La contestation de ce « Plan écoles », comme le nomme la mairie, est portée à la fois par des citoyens, des parents d’élèves, des syndicats d’enseignants, mais aussi par des professionnels du bâtiment. Directement concerné, l’ordre des architectes, avec notamment à ses côtés le syndicat national du second œuvre (SNSO), est au premier rang de cette fronde du BTP local qui va se jouer en partie sur le terrain juridique.

« Nous avons trouvé cela effrayant »

Tout commence en avril 2016, lorsque le conseil municipal lance une évaluation préalable « en vue d’analyser comparativement les différents types de montage possibles » pour la construction de 34 groupes scolaires. Ce premier pas de la mairie vers le PPP met la puce à l’oreille de l’ordre des architectes. En septembre 2017, l’équipe en charge de cette étude préalable rend sa conclusion définitive : le partenariat public-privé serait plus avantageux financièrement pour le renouvellement de ces groupes scolaires, qui doit se faire « en urgence ».

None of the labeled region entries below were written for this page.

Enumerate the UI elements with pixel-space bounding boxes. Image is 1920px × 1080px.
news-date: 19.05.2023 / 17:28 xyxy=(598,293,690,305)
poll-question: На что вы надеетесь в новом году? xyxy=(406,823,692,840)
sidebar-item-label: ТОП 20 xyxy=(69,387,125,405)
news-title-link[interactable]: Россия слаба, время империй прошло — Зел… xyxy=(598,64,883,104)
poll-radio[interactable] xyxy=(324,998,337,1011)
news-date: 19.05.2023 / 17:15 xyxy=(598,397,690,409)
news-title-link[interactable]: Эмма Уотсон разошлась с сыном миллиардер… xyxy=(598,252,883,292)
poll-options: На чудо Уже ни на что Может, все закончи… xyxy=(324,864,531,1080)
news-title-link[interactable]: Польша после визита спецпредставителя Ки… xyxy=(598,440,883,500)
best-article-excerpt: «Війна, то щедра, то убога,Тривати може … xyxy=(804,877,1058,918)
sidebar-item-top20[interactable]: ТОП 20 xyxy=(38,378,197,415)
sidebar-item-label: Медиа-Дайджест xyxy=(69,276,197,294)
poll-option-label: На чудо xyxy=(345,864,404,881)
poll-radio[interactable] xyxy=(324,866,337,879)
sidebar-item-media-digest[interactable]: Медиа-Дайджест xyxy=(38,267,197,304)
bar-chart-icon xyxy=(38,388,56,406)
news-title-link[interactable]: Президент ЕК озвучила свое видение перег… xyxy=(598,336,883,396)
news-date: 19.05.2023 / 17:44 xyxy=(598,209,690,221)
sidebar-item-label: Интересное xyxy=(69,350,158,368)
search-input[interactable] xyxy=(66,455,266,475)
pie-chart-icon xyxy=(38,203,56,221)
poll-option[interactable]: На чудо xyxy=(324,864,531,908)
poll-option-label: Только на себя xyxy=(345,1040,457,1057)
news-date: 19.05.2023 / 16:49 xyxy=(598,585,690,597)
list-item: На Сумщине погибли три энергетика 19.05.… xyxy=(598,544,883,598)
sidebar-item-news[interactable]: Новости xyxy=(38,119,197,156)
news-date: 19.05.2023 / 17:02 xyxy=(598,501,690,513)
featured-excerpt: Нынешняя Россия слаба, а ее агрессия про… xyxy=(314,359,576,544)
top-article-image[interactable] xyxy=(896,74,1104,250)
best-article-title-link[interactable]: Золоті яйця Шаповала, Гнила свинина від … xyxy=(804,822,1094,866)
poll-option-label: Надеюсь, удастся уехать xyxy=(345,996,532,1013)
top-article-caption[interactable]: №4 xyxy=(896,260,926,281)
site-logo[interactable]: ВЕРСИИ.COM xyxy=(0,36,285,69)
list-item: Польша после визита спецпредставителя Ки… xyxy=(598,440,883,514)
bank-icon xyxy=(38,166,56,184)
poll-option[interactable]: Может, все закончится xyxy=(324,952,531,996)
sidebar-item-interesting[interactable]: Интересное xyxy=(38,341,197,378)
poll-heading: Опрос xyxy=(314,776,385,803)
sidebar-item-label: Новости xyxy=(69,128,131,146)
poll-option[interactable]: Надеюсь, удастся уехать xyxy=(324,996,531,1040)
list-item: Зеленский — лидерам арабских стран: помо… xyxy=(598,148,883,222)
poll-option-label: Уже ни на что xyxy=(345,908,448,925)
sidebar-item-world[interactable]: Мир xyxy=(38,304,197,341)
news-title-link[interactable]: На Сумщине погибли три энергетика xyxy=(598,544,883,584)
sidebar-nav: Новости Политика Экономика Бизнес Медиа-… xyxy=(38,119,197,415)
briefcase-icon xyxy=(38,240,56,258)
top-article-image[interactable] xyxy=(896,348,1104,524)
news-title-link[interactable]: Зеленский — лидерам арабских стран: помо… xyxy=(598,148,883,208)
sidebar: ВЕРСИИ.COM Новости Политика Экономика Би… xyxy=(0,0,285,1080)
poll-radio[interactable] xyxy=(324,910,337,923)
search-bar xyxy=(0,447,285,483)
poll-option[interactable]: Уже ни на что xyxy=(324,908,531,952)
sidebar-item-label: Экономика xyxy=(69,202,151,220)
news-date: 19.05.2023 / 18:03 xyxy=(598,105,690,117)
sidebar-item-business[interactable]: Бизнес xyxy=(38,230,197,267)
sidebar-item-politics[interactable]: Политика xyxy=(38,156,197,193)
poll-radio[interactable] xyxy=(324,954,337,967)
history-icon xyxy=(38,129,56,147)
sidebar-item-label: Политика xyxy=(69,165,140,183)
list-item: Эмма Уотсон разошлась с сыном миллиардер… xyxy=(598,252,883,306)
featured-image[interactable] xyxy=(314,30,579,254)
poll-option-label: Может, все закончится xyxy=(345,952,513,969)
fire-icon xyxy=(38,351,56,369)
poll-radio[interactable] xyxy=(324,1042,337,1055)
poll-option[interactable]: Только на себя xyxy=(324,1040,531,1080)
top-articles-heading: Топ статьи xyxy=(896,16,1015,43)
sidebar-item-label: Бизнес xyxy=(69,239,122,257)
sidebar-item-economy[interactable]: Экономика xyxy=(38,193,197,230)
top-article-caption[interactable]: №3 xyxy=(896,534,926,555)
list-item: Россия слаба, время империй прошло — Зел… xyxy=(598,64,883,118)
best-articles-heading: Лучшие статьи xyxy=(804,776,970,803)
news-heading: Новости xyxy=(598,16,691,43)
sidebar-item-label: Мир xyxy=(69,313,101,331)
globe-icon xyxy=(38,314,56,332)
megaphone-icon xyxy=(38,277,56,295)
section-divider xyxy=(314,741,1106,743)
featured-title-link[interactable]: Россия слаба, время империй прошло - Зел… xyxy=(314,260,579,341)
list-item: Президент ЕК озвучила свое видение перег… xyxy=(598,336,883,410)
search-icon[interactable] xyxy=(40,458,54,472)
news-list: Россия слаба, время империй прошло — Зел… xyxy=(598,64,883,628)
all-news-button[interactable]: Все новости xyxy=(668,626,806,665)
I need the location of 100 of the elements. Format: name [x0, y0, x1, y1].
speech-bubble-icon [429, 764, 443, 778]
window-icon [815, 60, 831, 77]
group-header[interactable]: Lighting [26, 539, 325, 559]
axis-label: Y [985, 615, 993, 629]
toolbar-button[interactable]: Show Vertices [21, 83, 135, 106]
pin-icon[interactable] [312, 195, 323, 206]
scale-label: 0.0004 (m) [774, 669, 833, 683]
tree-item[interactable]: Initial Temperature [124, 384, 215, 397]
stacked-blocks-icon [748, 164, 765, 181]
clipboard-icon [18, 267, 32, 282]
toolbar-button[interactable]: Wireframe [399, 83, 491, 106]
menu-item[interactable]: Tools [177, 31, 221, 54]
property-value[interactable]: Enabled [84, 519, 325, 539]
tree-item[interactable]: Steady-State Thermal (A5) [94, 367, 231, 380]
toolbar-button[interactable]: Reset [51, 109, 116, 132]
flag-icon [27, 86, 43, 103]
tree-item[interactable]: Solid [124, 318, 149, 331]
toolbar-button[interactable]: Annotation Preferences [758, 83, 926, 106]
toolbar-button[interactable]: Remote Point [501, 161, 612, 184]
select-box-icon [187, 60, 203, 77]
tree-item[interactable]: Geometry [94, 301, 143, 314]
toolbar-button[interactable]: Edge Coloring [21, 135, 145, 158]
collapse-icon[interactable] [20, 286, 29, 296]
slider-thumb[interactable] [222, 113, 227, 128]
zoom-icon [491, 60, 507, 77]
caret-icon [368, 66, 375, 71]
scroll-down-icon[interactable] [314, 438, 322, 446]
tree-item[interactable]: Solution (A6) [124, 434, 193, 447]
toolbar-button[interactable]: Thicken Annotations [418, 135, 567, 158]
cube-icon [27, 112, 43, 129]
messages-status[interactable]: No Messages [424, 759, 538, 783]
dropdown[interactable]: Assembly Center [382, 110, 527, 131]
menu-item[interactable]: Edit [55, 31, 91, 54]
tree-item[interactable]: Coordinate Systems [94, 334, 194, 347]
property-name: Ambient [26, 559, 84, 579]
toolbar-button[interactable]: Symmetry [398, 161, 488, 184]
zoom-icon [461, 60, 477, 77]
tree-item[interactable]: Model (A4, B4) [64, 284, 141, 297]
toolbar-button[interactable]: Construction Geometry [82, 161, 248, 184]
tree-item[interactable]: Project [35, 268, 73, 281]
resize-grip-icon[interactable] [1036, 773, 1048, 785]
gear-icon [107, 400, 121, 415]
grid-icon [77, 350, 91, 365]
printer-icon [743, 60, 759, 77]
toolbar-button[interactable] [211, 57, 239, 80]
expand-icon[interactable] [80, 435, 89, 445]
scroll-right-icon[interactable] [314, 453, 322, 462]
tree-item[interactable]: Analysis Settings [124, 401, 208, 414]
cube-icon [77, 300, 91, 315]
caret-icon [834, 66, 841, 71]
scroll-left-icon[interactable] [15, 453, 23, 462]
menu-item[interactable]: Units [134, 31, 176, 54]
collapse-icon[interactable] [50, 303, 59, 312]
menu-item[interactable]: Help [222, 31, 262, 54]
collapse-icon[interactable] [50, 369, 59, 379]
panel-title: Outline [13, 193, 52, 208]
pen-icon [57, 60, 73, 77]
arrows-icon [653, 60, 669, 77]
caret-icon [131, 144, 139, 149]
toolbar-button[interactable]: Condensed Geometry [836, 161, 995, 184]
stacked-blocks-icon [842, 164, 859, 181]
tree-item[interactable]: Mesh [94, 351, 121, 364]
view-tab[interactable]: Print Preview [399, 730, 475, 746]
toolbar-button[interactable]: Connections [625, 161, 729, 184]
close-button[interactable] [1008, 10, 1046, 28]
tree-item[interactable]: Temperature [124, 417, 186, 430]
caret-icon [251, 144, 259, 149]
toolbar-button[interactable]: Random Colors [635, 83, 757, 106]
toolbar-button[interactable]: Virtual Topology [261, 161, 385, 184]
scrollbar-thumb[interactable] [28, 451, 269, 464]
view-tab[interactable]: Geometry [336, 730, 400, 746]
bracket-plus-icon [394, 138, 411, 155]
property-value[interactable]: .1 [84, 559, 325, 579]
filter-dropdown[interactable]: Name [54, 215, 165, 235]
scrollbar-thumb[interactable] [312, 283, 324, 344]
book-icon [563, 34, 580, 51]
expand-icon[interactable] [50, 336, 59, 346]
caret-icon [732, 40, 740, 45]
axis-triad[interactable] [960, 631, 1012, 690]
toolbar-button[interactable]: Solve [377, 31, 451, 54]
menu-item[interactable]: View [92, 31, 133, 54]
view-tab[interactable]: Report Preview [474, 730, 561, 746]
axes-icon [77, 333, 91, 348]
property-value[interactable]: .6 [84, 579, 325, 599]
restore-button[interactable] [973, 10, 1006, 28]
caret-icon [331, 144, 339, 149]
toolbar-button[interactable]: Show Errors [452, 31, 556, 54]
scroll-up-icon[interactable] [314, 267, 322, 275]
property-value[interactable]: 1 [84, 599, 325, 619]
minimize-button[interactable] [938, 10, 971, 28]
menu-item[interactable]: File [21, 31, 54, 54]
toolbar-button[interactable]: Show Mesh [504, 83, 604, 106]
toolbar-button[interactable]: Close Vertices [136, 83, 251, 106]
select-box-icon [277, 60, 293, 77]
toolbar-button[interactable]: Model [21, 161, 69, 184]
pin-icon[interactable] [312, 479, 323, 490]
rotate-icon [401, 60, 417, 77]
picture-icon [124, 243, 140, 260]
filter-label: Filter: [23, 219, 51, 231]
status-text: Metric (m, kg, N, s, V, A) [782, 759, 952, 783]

C’est quoi ce plan ? Lire notre décryptage sur le PPP et ses enjeux

« Nous avons trouvé cela étonnant, effrayant même, raconte Françoise Berthelot, présidente du conseil régional de l’ordre des architectes de Provence-Alpes-Côte-d’Azur. Non seulement cela va coûter deux fois plus cher qu’avec la procédure habituelle [c’est-à-dire une maîtrise d’ouvrage publique. Ndlr] mais en plus de ça les entreprises locales vont inévitablement être écartées de ces marchés », renchérit-elle. 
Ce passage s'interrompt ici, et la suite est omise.